One reason for this lack of critical import is that the critique remains entirely immanent to the theoretical system being considered. In this sense, deconstruction is as much a form of idealism as the sort of philosophy being criticised. There is a contrast here with Adorno, who occasionally uses the term materialism to indicate that he relies on a reference to experience when working out and presenting his critiques. In the case of increasingly all-encompassing social systems (which Adorno was very concerned with) his critique looks carefully at the relationship between the predominant categories but also takes its motivation from an experience of the negativity of that system (of its unpleasantness, or the suffering that it inflicts in one way or another). Without this reference to experience the critique does not really bite.
Doubtless there is a tendency to see experiences like this as a very shaky basis for anything purporting to be philosophy, but without this content it is hard to see how a philosophy that also aims to be a critique of society can have the significance it would like to have.

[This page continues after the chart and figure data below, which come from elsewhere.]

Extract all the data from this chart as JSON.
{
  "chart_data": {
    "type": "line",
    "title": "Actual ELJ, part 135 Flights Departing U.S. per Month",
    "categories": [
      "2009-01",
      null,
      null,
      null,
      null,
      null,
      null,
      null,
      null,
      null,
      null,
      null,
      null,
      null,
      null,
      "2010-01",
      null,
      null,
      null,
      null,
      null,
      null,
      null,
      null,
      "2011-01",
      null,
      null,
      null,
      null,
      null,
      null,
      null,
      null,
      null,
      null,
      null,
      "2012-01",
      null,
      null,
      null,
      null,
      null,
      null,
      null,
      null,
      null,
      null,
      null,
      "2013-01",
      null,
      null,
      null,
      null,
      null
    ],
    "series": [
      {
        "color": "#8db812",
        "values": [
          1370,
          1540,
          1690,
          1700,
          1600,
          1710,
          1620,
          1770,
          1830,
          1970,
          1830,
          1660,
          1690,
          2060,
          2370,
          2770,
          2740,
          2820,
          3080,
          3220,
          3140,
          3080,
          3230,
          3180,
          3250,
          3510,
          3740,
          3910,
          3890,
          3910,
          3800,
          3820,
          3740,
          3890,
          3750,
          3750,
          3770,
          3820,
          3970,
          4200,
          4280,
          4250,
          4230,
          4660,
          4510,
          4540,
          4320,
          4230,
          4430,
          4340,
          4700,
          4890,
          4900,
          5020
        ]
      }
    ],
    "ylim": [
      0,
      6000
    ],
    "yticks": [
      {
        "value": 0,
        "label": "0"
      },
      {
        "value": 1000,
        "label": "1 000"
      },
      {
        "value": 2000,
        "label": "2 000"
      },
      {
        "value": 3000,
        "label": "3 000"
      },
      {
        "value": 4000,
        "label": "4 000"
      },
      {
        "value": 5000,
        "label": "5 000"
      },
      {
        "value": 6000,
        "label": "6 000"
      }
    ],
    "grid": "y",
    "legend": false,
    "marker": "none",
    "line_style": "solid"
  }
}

A second doubt about the supposed political import of the deconstructive critique is that a political system can embrace ambiguity in a way that could never be conceived of as liberating or progressive (assuming the project or activity of deconstruction is indeed orientated towards such values and is not motivated simply by a joy in picking holes in other people's arguments). My own experience of a mammoth and labyrinthine Greek bureaucracy is that ambiguity and a lack of clarity can be built into a system in part at least to facilitate corruption, enabling injustice to hide behind laws and making it all the more difficult for individuals to insist on their rights without bribing their way into the favours of someone on the inside of the inscrutable system.